Published 2 Jan 2023 in cs.LG

Abstract: We show for the first time that large-scale generative pretrained transformer (GPT) family models can be pruned to at least 50% sparsity in one-shot, without any retraining, at minimal loss of accuracy. This is achieved via a new pruning method called SparseGPT, specifically designed to work efficiently and accurately on massive GPT-family models. We can execute SparseGPT on the largest available open-source models, OPT-175B and BLOOM-176B, in under 4.5 hours, and can reach 60% unstructured sparsity with negligible increase in perplexity: remarkably, more than 100 billion weights from these models can be ignored at inference time. SparseGPT generalizes to semi-structured (2:4 and 4:8) patterns, and is compatible with weight quantization approaches. The code is available at: https://github.com/IST-DASLab/sparsegpt.

PDF Abstract

Essay: SparseGPT: Efficient Pruning of Large-Scale LLMs

Introduction and Core Contribution

The paper "SparseGPT: Massive LLMs Can be Accurately Pruned in One-Shot" presents a novel methodology for pruning large-scale generative pretrained transformer (GPT) models, achieving significant sparsity without the necessity for retraining. This approach, termed SparseGPT, addresses the challenge of compressing LLMs, which possess millions to billions of parameters, thus reducing computational costs and resource intensity.

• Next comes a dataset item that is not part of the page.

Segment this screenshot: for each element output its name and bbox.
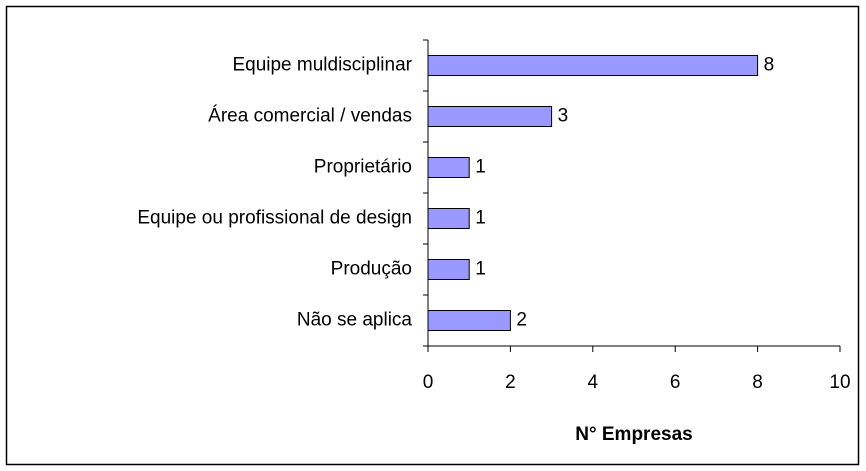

SparseGPT departs from traditional model compression techniques largely focused on quantization by specializing in pruning, an alternative approach to reducing model size. The contributions of SparseGPT are particularly relevant for state-of-the-art open-source LLMs such as OPT-175B and BLOOM-176B, highlighting its capability to prune up to 60% of the model parameters while maintaining nominal loss in accuracy, specifically assessing metrics like perplexity and zero-shot accuracy.

SparseGPT Methodology

SparseGPT operates by reformulating the pruning problem into a series of large-scale sparse regression problems. This perspective allows the method to identify optimal pruning paths using new sparse regression techniques that scale efficiently to models exceeding 100 billion parameters. SparseGPT’s design ensures local pruning at the layer level, circumventing the need for global gradient information, which requires additional computational expenses.

The approach integrates concepts from optimal brain surgeon (OBS) updates, leveraging layer-wise sparse regression to achieve a balance between sparsity and model accuracy. Furthermore, SparseGPT supports semi-structured sparsity patterns such as 2:4 and 4:8 configurations compatible with existing hardware acceleration techniques.

Experimental Validation

SparseGPT was tested extensively on well-known benchmark datasets for LLMs using a suite of accuracy metrics. The experiments consistently demonstrated that SparseGPT outperforms existing magnitude-based pruning techniques and other state-of-the-art post-training methods, especially in models larger than 10 billion parameters.

In evaluations across various datasets, substantial improvements were seen in retaining model accuracy at much higher sparsity levels, with SparseGPT enabling removal of over 100 billion weights in models like OPT-175B and BLOOM-176B with minimal accuracy degradation. Such performance is indicative of the approach's robustness and adaptability to large model architectures.

Implications and Future Directions

The success of SparseGPT has both theoretical and practical implications. Theoretically, the results suggest that the high degree of parameter redundancy intrinsic to large GPT models makes even significant sparsity achievable without retraining. Practically, this enhances model deployment by reducing computational resource demands, contributing to greener AI by lowering energy expenditure.

SparseGPT opens avenues for further research into sparsity dynamics in AI model training and the potential refinement of model architectures optimized for sparse execution. Future work may examine integrating SparseGPT into end-to-end model training processes or exploring joint optimization frameworks involving other compression techniques such as quantization, potentially achieving superior trade-offs between model size, speed, and accuracy.

Conclusion

SparseGPT represents a pivotal stride toward efficient and scalable pruning of massive LLMs. By providing a practical and theoretically sound approach to model compression, it significantly advances the field of model efficiency. Its ability to maintain high accuracy even with high levels of sparsity positions it as a critical tool in the ongoing effort to optimize LLMs for real-world applications and resource constraints. As the landscape of LLMs continues to evolve, tools like SparseGPT will be instrumental in bringing cutting-edge AI capabilities into accessible and sustainable use.